En 2024, la demande de N.O. auprès de l’assurance-invalidité (AI) est rejetée, malgré le fait que plusieurs rapports récents de spécialistes confirment son incapacité de travail. N.O. dépose alors un recours contre la décision de l’AI et en informe humanrights.ch. Elle souhaite en effet montrer que les femmes souffrant de pathologies spécifiques aux femmes, telles que l’endométriose et le trouble du spectre de l’autisme – qui s’exprime souvent différemment chez les femmes – ne sont pas prises au sérieux par l’AI.

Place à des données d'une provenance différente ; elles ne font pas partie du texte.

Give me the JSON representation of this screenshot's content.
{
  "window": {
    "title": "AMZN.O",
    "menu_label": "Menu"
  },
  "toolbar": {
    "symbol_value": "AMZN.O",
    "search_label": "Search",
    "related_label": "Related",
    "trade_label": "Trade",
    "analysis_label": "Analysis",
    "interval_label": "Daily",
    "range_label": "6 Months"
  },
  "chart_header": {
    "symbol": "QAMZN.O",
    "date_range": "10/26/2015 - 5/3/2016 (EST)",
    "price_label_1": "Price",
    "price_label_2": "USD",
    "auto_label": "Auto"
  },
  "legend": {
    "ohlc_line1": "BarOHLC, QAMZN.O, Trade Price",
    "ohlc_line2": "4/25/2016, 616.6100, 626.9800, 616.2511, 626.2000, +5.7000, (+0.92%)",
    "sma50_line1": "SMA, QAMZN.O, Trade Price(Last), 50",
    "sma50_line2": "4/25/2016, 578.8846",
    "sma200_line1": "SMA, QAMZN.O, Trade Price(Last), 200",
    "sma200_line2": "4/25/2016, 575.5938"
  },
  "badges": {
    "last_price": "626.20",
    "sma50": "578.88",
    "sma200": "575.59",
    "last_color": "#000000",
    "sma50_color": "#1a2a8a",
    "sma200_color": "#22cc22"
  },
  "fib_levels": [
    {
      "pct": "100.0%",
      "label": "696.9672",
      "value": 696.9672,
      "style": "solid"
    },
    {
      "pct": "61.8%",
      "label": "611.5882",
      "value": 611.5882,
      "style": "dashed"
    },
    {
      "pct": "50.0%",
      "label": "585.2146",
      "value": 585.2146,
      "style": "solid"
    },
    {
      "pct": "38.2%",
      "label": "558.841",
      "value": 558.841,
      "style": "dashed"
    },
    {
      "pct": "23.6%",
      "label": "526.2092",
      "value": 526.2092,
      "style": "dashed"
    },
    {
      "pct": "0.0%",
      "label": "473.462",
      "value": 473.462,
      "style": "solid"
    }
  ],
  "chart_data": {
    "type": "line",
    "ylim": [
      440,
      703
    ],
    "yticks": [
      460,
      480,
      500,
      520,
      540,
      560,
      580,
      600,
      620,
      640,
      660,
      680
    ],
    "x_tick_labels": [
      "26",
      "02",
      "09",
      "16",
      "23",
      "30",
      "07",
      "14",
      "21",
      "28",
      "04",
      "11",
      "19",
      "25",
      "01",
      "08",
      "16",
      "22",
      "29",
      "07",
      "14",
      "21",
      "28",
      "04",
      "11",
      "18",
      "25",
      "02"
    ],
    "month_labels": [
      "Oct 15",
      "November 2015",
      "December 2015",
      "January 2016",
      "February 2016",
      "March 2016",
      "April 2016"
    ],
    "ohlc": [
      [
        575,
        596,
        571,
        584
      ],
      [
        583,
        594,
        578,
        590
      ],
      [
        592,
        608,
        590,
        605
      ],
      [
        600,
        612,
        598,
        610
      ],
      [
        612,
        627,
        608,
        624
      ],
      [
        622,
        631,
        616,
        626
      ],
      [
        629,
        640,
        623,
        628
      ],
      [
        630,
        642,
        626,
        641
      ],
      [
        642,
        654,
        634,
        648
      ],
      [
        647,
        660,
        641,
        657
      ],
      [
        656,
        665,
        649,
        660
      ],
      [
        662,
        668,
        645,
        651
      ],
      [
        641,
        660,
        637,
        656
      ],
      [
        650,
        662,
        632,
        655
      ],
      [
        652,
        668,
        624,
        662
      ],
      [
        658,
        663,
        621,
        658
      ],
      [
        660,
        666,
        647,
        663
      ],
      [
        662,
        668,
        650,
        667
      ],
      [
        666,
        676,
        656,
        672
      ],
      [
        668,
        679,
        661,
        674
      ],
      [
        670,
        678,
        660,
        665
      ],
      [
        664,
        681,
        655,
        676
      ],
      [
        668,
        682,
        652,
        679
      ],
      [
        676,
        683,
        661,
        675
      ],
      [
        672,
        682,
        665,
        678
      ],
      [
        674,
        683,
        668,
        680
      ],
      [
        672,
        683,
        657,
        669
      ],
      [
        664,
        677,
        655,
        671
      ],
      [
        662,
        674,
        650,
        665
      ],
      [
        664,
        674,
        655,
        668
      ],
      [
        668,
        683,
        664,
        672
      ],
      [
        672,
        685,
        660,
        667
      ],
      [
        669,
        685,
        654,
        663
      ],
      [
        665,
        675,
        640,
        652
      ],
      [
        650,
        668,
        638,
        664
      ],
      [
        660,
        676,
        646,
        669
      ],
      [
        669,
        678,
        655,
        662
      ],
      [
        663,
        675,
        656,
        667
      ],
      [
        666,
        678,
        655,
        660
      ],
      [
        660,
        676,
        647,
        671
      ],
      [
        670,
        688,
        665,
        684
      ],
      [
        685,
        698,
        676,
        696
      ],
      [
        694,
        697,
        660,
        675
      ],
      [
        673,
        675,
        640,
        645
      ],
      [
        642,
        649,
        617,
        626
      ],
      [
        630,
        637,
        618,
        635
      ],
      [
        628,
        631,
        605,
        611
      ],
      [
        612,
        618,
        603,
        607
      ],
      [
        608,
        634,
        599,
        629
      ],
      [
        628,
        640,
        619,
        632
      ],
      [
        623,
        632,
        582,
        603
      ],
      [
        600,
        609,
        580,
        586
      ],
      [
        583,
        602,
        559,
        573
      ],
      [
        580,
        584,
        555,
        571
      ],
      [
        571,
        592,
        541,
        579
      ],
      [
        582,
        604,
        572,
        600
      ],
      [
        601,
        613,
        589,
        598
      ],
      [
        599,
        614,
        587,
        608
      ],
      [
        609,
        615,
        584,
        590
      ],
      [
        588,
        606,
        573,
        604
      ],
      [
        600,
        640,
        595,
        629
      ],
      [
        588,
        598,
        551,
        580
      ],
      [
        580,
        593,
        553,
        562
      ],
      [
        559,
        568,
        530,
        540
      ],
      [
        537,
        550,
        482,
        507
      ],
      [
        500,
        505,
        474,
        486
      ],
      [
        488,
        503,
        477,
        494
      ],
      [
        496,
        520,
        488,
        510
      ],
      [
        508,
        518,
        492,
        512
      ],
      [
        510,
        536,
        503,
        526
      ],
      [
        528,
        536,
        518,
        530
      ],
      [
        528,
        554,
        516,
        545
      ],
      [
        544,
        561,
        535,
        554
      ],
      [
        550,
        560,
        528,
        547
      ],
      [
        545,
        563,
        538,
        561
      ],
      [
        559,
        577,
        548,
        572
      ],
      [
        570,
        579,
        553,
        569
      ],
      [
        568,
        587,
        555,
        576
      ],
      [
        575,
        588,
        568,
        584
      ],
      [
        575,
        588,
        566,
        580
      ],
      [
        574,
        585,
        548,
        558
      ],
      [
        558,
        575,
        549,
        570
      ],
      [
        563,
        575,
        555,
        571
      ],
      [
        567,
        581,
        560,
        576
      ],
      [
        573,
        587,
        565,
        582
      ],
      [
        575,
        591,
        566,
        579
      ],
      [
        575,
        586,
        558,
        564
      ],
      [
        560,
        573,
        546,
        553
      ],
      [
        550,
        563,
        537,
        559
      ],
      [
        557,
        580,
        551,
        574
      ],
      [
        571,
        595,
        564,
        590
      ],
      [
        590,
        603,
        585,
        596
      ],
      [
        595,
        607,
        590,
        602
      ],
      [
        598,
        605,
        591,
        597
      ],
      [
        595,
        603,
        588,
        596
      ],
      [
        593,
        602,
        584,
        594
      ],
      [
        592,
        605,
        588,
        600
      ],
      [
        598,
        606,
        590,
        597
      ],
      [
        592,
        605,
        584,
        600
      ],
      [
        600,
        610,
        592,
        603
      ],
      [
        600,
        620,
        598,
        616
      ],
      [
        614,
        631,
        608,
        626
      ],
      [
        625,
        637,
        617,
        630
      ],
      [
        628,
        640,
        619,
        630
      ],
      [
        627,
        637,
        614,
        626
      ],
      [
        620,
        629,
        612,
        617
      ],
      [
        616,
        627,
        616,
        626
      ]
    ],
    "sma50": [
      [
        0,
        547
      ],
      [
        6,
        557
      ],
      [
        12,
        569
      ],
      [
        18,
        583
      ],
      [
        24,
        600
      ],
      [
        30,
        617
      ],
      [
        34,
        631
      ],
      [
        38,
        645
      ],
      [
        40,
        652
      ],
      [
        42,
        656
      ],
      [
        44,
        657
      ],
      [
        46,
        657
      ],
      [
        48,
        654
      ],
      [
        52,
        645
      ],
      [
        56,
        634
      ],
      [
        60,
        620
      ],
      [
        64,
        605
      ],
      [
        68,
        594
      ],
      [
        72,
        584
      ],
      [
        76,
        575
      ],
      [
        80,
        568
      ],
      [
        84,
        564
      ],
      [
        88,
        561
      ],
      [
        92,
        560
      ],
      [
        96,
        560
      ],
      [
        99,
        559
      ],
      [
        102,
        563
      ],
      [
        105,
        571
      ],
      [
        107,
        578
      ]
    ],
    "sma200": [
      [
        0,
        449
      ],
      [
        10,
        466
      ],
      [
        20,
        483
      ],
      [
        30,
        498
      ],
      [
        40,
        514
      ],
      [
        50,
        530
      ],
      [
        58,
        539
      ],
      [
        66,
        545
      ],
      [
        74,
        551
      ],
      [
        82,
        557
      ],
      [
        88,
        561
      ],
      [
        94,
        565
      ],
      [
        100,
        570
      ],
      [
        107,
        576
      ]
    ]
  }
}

N.O. vit depuis plusieurs années de l’aide sociale, malgré le fait qu’elle ait terminé une formation solide avec un niveau de formation supérieure et qu’elle ait travaillé pendant une longue période chez le même employeur. Un rapport médical datant du début de l’été 2024 atteste qu’elle souffre d’un trouble du spectre de l’autisme (Syndrome d’Asperger)*, de troubles dépressifs récurrents courts, d’endométriose** et du trouble dysphorique prémenstruel (TDPM)***. Actuellement, elle ne peut faire face au quotidien que grâce au soutien des membres de sa famille. En 2024, l’AI rejette la demande de N.O. est rejetée, bien que plusieurs rapports récents de professionnel·le·x·s de la santé, de la psychiatrie et de la psychothérapie confirment son incapacité de travail. N.O. dépose un recours contre la décision de l’AI.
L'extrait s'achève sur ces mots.